Experience nationwide with responding to catastrophic events
The Effect of Catastrophic Events on Transportation Systems Operations and Maintenance – Comparative Analysis
In order to provide a better understanding of how the surface transportation system is both affected and utilized in an emergency situation, the U.S. Department of Transportation ITS Joint Program Office and the Federal Highway Administration Office of Operations commissioned a series of six case studies examining the effects of catastrophic events on transportation system management and operations: Blackout, New York-New Jersey-Connecticut Metropolitan Area, August 14, 2003; Blackout, Great Lakes Region, August 14, 2003; Terrorist attack, New York City, September 11, 2001; Terrorist attack, Washington, D.C., September 11, 2001; Rail tunnel fire, Baltimore, Maryland, July 18, 2001; Earthquake, Northridge, California, January 18, 1994. Each of the events resulted in substantial, immediate, and adverse impacts on the transportation system, and each had a varying degree of influence on the longer-term operation of transportation facilities and services in its respective region. This comparative analysis summarizes the surface transportation activities associated with these catastrophic events and the lessons learned from each. Among the lessons learned are the importance of advance preparations and interagency cooperation, the impact of the use of advanced technologies to distribute real-time information and the need to have system redundancy.
The ability to communicate both internally and externally is a critical technological capability required in an emergency.

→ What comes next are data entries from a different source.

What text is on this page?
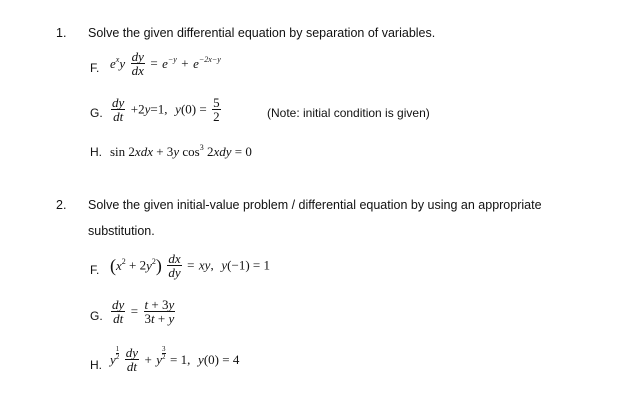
1. Solve the given differential equation by separation of variables.
F. $e^xy \frac{dy}{dx} = e^{-y} + e^{-2x-y}$
G. $\frac{dy}{dt} +2y=1$,  $y(0) = \frac{5}{2}$	(Note: initial condition is given)
H. sin 2xdx + 3y $\cos^3 2xdy = 0$
2. Solve the given initial-value problem / differential equation by using an appropriate
substitution.
F. $(x^2 + 2y^2) \frac{dx}{dy}$ = xy,  y(−1) = 1
G. $\frac{dy}{dt} = \frac{t + 3y}{3t + y}$
H. y $\frac{1}{2}$
$\frac{dy}{dt} + y \frac{3}{2} = 1$,  y(0) = 4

During a crisis, the need to acquire situational awareness drastically increases, and places great demand to get information from the public and to communicate to the public increase drastically. When a crisis occurs, fast communication between agency departments is crucial to stem anxiety, transmit instructions and begin the process of response and recovery. Rumor control is an important element to crisis management because inaccurate information about the safety of facilities can lead to inappropriate choices, or, in the worst case, panic. The following guidance, obtained from the examination of case studies, reveals key factors underlying effective communication in a crisis:
- Establish reliable communication systems to stay in touch with the outer world in case of emergency. Reliable communications technology is particularly important for transportation agencies, in which many employees may be working in the field, driving vehicles or otherwise away from the central offices of the agency. The importance of accurate, frequent, and calming communication can be forgotten in the height of a crisis, as emergency responders focus on managing the immediate demands of the situation.

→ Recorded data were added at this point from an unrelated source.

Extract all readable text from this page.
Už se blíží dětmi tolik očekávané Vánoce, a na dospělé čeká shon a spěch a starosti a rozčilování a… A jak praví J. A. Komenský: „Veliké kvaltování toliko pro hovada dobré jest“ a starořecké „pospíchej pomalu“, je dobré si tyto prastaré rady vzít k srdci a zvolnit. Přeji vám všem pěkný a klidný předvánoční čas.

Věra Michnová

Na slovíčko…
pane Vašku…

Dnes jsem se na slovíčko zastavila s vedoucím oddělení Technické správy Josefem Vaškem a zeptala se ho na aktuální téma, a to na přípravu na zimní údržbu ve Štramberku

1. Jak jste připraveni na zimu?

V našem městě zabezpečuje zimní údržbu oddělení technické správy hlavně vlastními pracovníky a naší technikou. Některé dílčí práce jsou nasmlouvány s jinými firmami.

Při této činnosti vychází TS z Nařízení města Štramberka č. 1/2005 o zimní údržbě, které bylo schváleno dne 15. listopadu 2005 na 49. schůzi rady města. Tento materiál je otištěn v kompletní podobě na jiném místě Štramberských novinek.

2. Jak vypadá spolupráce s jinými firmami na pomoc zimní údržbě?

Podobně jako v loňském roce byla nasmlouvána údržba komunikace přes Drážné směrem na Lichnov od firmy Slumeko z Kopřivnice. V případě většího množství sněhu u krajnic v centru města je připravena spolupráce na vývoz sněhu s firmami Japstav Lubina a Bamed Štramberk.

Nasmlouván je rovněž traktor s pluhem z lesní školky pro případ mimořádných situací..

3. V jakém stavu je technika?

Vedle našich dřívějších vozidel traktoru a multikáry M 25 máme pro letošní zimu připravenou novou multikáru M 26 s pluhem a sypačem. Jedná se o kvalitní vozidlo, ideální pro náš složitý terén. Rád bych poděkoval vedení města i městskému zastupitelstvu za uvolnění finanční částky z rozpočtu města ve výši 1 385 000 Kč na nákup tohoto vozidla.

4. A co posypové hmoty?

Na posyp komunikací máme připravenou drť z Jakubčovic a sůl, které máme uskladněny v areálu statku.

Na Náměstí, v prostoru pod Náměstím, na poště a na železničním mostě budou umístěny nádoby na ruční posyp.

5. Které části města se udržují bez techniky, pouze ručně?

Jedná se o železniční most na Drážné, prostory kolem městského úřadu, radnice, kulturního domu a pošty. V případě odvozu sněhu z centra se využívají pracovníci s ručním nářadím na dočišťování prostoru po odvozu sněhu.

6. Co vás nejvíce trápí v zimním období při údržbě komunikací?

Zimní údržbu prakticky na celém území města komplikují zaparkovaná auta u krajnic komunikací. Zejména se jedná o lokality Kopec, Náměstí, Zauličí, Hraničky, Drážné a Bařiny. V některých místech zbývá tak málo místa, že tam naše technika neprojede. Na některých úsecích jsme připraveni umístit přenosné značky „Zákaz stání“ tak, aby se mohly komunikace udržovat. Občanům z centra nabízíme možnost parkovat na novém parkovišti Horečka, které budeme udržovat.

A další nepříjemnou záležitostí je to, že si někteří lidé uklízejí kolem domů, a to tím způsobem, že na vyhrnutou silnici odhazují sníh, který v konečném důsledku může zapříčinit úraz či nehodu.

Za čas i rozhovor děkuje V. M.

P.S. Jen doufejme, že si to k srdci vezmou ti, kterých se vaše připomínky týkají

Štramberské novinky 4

- Use ITS effectively to disseminate travel related updates promtly during an emergency. Communication is vital and can facilitate the resolution of the crisis by encouraging cooperation and discouraging panic. On September 11, ITS technologies deployed in the New York City metro area aided both agencies and travelers in several ways. Most importantly, ITS were able to alert motorists to problems long before they reached the Manhattan area. Variable message signs (VMS) were used to communicate real-time information to travelers. Within two minutes of the decision to close the George Washington Bridge, the VMS alerted motorists ten miles away. The information provided by its 1-800 telephone lines was simultaneously updated, and the information was electronically transmitted for broader dissemination.
- Consider several means of communication to inform the public of emergency related travel directions and updates. Since the 1994 Northridge earthquake, the transportation management center (TMC) staff has updated the tools for relaying traffic information. Cable Television is now used, real-time traffic information is available on the Internet, and Teletext—a scrolling sign placed at key points in the freeway system—alerts commuters to backups. For the Baltimore rail tunnel fire, the most significant contribution from advanced technology was VMS and HAR (highway advisory radio) which provided information to travelers on the closing of roadways into Baltimore. Maryland’s CHART TMC posted messages on the portions of the Interstate system impacted by the incident.
- Strive to establish interoperability among communication systems used by key agencies responding to catastrophes. The lack of interoperability between the communication systems of different agencies was a major obstacle to inter-agency cooperation during each of the events noted above, and intra-agency communications were hampered by the lack of sustained and reliable communications systems. Agency representatives highlighted the importance of having in place established modes and protocols of communication for telephone, fax, or Internet connections, with particular attention paid to ensuring redundancy in those systems.
Catastrophic events demand quick and coordinated response from various local and regional agencies, including those responsible for transportation and public safety. Ensuring that departments of transportation have the capability of communicating accurate and timely travel information to the public requires that transportation and public safety agencies have reliable communication systems in place with pre-established protocols. Public transportation agencies must strive to establish inter- and intra-agency protocols and redundant communication systems to help reduce chaos and make travel safer at times of crises.
 CHART (www.chart.state.md.us) is a joint effort of the Maryland Department of Transportation, Maryland Transportation Authority and the Maryland State Police, in cooperation with other federal, state and local agencies. CHART's mission is to improve "real-time" operations of Maryland's highway system through teamwork and technology.